Trent swallowed. The patients rested on gurneys in a line. Used to seeing the dark umber skin tone of the residents, it shocked him to see so many gray faces.

Pushing past his unease, Trent stepped up next to the attendant. “Excuse me. I’m looking for the American, Dr. Klein?”

The woman behind the workstation nodded toward the closed door beyond the patients. “He’s in surgery.”

Trent ran a hand over his neck and glanced around the room. “I’m supposed to be escorting a nurse to Port Lucia.”

The woman shrugged and returned to the work.

Disturbing the doctor didn’t seem wise so Trent twisted around and moved back through the hospital. He found the sleeping nurse and stood over her.

As he debated waking the woman, someone behind him beat him to it.

Hearing a patient’s groan, the nurse shot to attention, her gaze disconnected from the world.

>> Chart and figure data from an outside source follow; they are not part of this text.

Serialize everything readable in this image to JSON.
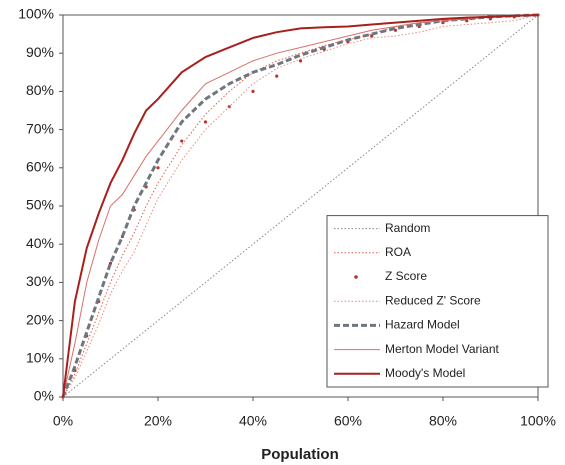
{
  "chart_data": {
    "type": "line",
    "x_label": "Population",
    "x": [
      0,
      2.5,
      5,
      7.5,
      10,
      12.5,
      15,
      17.5,
      20,
      25,
      30,
      35,
      40,
      45,
      50,
      55,
      60,
      65,
      70,
      75,
      80,
      85,
      90,
      95,
      100
    ],
    "series": [
      {
        "name": "Random",
        "color": "#888888",
        "line_style": "dotted",
        "values": [
          0,
          2.5,
          5,
          7.5,
          10,
          12.5,
          15,
          17.5,
          20,
          25,
          30,
          35,
          40,
          45,
          50,
          55,
          60,
          65,
          70,
          75,
          80,
          85,
          90,
          95,
          100
        ]
      },
      {
        "name": "ROA",
        "color": "#e0604a",
        "line_style": "dotted",
        "values": [
          0,
          6,
          14,
          22,
          30,
          37,
          43,
          50,
          56,
          66,
          74,
          80,
          85,
          88,
          90,
          92,
          93.5,
          95,
          97,
          98,
          98.5,
          99,
          99.5,
          99.8,
          100
        ]
      },
      {
        "name": "Z Score",
        "color": "#c0302a",
        "line_style": "dots",
        "values": [
          0,
          7,
          16,
          25,
          35,
          42,
          49,
          55,
          60,
          67,
          72,
          76,
          80,
          84,
          88,
          91,
          93,
          94.5,
          96,
          97,
          98,
          98.5,
          99,
          99.5,
          100
        ]
      },
      {
        "name": "Reduced Z' Score",
        "color": "#e88a80",
        "line_style": "dotted",
        "values": [
          0,
          5,
          12,
          19,
          27,
          33,
          38,
          45,
          52,
          62,
          70,
          76,
          82,
          86,
          88.5,
          90.5,
          92.5,
          94,
          94.5,
          95.5,
          97,
          97.5,
          98,
          98.5,
          100
        ]
      },
      {
        "name": "Hazard Model",
        "color": "#6e7680",
        "line_style": "dashed",
        "values": [
          0,
          8,
          17,
          26,
          35,
          42,
          50,
          56,
          62,
          72,
          78,
          82,
          85,
          87,
          89.5,
          91.5,
          93.5,
          95,
          96.5,
          97.5,
          98.5,
          99,
          99.5,
          99.8,
          100
        ]
      },
      {
        "name": "Merton Model Variant",
        "color": "#d9706a",
        "line_style": "solid",
        "values": [
          0,
          14,
          30,
          41,
          50,
          53,
          58,
          63,
          67,
          75,
          82,
          85,
          88,
          90,
          91.5,
          93,
          94.5,
          96,
          97,
          98,
          98.5,
          99,
          99.5,
          99.7,
          100
        ]
      },
      {
        "name": "Moody's Model",
        "color": "#a8201c",
        "line_style": "bold",
        "values": [
          0,
          25,
          39,
          48,
          56,
          62,
          69,
          75,
          78,
          85,
          89,
          91.5,
          94,
          95.5,
          96.5,
          96.8,
          97,
          97.5,
          98,
          98.5,
          99,
          99.3,
          99.5,
          99.8,
          100
        ]
      }
    ],
    "xlim": [
      0,
      100
    ],
    "ylim": [
      0,
      100
    ],
    "xticks": [
      {
        "value": 0,
        "label": "0%"
      },
      {
        "value": 20,
        "label": "20%"
      },
      {
        "value": 40,
        "label": "40%"
      },
      {
        "value": 60,
        "label": "60%"
      },
      {
        "value": 80,
        "label": "80%"
      },
      {
        "value": 100,
        "label": "100%"
      }
    ],
    "yticks": [
      {
        "value": 0,
        "label": "0%"
      },
      {
        "value": 10,
        "label": "10%"
      },
      {
        "value": 20,
        "label": "20%"
      },
      {
        "value": 30,
        "label": "30%"
      },
      {
        "value": 40,
        "label": "40%"
      },
      {
        "value": 50,
        "label": "50%"
      },
      {
        "value": 60,
        "label": "60%"
      },
      {
        "value": 70,
        "label": "70%"
      },
      {
        "value": 80,
        "label": "80%"
      },
      {
        "value": 90,
        "label": "90%"
      },
      {
        "value": 100,
        "label": "100%"
      }
    ],
    "legend": "lower-right"
  }
}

Her eyes moved around the room, panic clouded her face before she realized he stood over her.

“Oh, God… I fell asleep.”

He couldn’t imagine the exhaustion she must be experiencing. “It was quiet when I walked through a moment ago.”

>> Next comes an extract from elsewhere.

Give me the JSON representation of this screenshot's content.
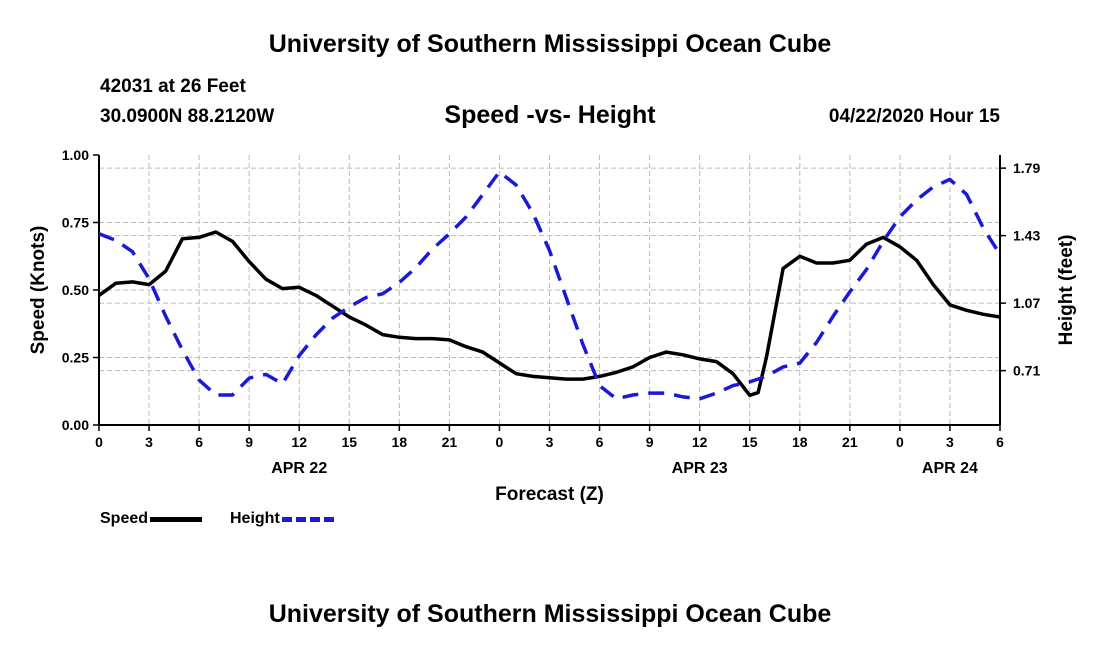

She moved to her feet and the clipboard in her lap fell to the floor. Trent moved to pick it up for her. A coy smile passed her lips.

“Thanks.”

“S’OK. Listen. I’m supposed to pick up a nurse to take to Port Lucia. Do you know who she is?”

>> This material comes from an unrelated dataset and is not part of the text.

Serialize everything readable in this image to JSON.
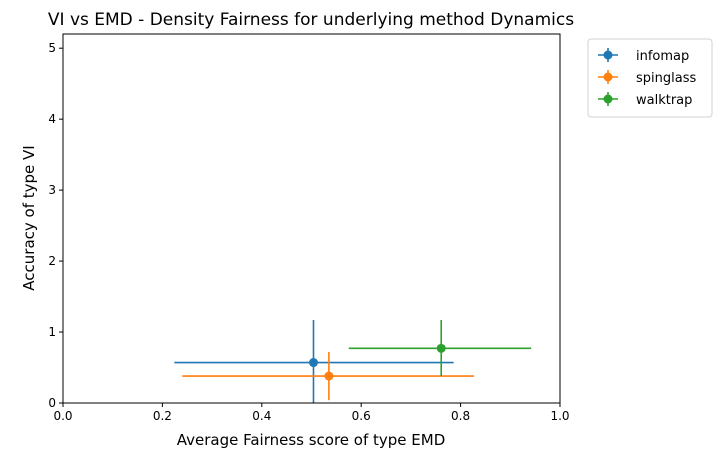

The brunette shook her head. “Not me. Monica ducked out a few hours ago. Said she was being moved somewhere east.”

Trent felt his lips pulling into a smile. “Where will I find her?”

The nurse pointed in the opposite direction. “They set up a small room for us to rest. Go through four sets of doors, up a stairway one flight, and take a left. There’s a doctors’ lounge. Girls on the right, boys on the left.”

“Thanks,” Trent uttered as he turned and walked away.

Four sets of doors opened to rooms filled with misery. He kept his sunglasses on, though the sun wasn’t out and it certainly didn’t filter into the rooms. If he could block out all the images around him he would.

The stairway up to the lounge was quiet and void of anyone. He stood outside the door and wondered if he should knock. If there were nurses sleeping, he might wake all of them instead of the only one. He took a gamble, inched the door open, and peeked inside.